I particularly enjoyed the episodes that were built around a dialog between Jack Webb and H. (H.) Morgan, on the one hand, and some rebellious spirit on the other. A Timothy Leary clone appears in one and the repartee is gripping. Leary himself, as I understand it, is now circling the earth in outer space, or at least a portion of his ashes are. The orbit will decay with time as, lamentably, did his attempt to transform the world into a virtual reality without the intervention of machinery. (PS: Kids, Timothy Leary was this ex-Harvard professor who took LSD and advised everyone to "tune in, turn on, and drop out," and -- well, never mind.) Curiously enough, there was a similar talky argument with a producer of pornographic films in another episode. In historical reality, baser human instincts have triumphed over the spiritual, as usual, and the internet is now awash with free videos that belong in an anatomy class, while no one remembers the meaning of the word "psychedelic."

It's enjoyable mostly because it's a trip backward in time. It's a Grandma Moses painting of reality. Webb is telling us what's what. It's like being Twilight Zoned back into a period before the center could not hold and things fell apart. The lines were clear and if you crossed them, well you had Webb and Morgan (H. (H.)) to cope with -- and you didn't win.

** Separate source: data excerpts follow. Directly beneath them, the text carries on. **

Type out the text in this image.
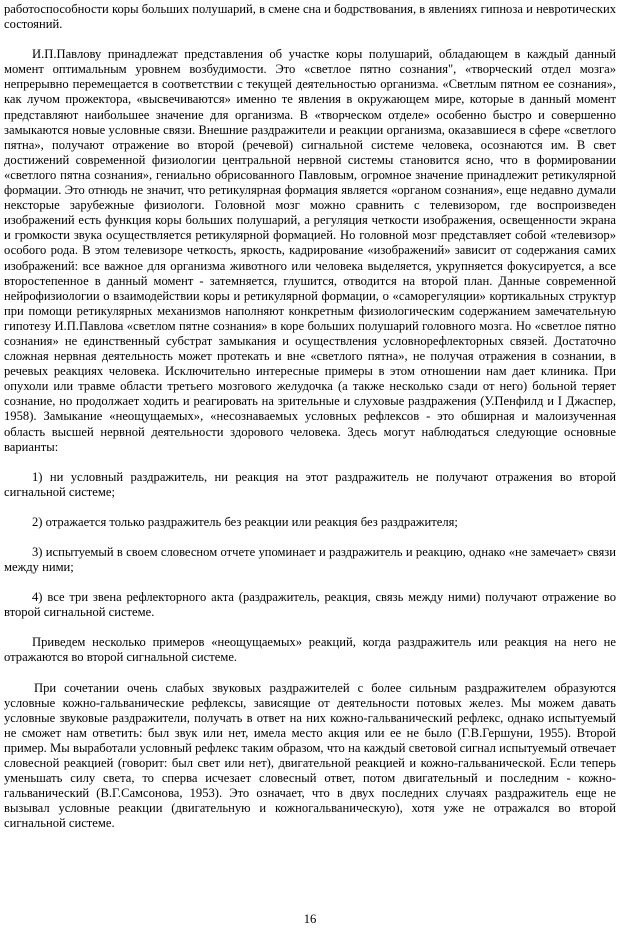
работоспособности коры больших полушарий, в смене сна и бодрствования, в явлениях гипноза и невротических состояний.

И.П.Павлову принадлежат представления об участке коры полушарий, обладающем в каждый данный момент оптимальным уровнем возбудимости. Это «светлое пятно сознания", «творческий отдел мозга» непрерывно перемещается в соответствии с текущей деятельностью организма. «Светлым пятном ее сознания», как лучом прожектора, «высвечиваются» именно те явления в окружающем мире, которые в данный момент представляют наибольшее значение для организма. В «творческом отделе» особенно быстро и совершенно замыкаются новые условные связи. Внешние раздражители и реакции организма, оказавшиеся в сфере «светлого пятна», получают отражение во второй (речевой) сигнальной системе человека, осознаются им. В свет достижений современной физиологии центральной нервной системы становится ясно, что в формировании «светлого пятна сознания», гениально обрисованного Павловым, огромное значение принадлежит ретикулярной формации. Это отнюдь не значит, что ретикулярная формация является «органом сознания», еще недавно думали нексторые зарубежные физиологи. Головной мозг можно сравнить с телевизором, где воспроизведен изображений есть функция коры больших полушарий, а регуляция четкости изображения, освещенности экрана и громкости звука осуществляется ретикулярной формацией. Но головной мозг представляет собой «телевизор» особого рода. В этом телевизоре четкость, яркость, кадрирование «изображений» зависит от содержания самих изображений: все важное для организма животного или человека выделяется, укрупняется фокусируется, а все второстепенное в данный момент - затемняется, глушится, отводится на второй план. Данные современной нейрофизиологии о взаимодействии коры и ретикулярной формации, о «саморегуляции» кортикальных структур при помощи ретикулярных механизмов наполняют конкретным физиологическим содержанием замечательную гипотезу И.П.Павлова «светлом пятне сознания» в коре больших полушарий головного мозга. Но «светлое пятно сознания» не единственный субстрат замыкания и осуществления условнорефлекторных связей. Достаточно сложная нервная деятельность может протекать и вне «светлого пятна», не получая отражения в сознании, в речевых реакциях человека. Исключительно интересные примеры в этом отношении нам дает клиника. При опухоли или травме области третьего мозгового желудочка (а также несколько сзади от него) больной теряет сознание, но продолжает ходить и реагировать на зрительные и слуховые раздражения (У.Пенфилд и I Джаспер, 1958). Замыкание «неощущаемых», «несознаваемых условных рефлексов - это обширная и малоизученная область высшей нервной деятельности здорового человека. Здесь могут наблюдаться следующие основные варианты:

1) ни условный раздражитель, ни реакция на этот раздражитель не получают отражения во второй сигнальной системе;

2) отражается только раздражитель без реакции или реакция без раздражителя;

3) испытуемый в своем словесном отчете упоминает и раздражитель и реакцию, однако «не замечает» связи между ними;

4) все три звена рефлекторного акта (раздражитель, реакция, связь между ними) получают отражение во второй сигнальной системе.

Приведем несколько примеров «неощущаемых» реакций, когда раздражитель или реакция на него не отражаются во второй сигнальной системе.

При сочетании очень слабых звуковых раздражителей с более сильным раздражителем образуются условные кожно-гальванические рефлексы, зависящие от деятельности потовых желез. Мы можем давать условные звуковые раздражители, получать в ответ на них кожно-гальванический рефлекс, однако испытуемый не сможет нам ответить: был звук или нет, имела место акция или ее не было (Г.В.Гершуни, 1955). Второй пример. Мы выработали условный рефлекс таким образом, что на каждый световой сигнал испытуемый отвечает словесной реакцией (говорит: был свет или нет), двигательной реакцией и кожно-гальванической. Если теперь уменьшать силу света, то сперва исчезает словесный ответ, потом двигательный и последним - кожно-гальванический (В.Г.Самсонова, 1953). Это означает, что в двух последних случаях раздражитель еще не вызывал условные реакции (двигательную и кожногальваническую), хотя уже не отражался во второй сигнальной системе.

16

By the way, I don't mean to seriously suggest that during the illness I experienced after this marathon viewing, I was a danger to myself or others. The chief symptom was an inability to walk and swing my arms at the same time and an irresistible impulse to wear the same gun-metal gray sports jacket and dark slacks no matter what I was doing. I developed a tendency to nod emphatically too, but my shrink told me to stop it. If any nodding was done around here, he'd do it.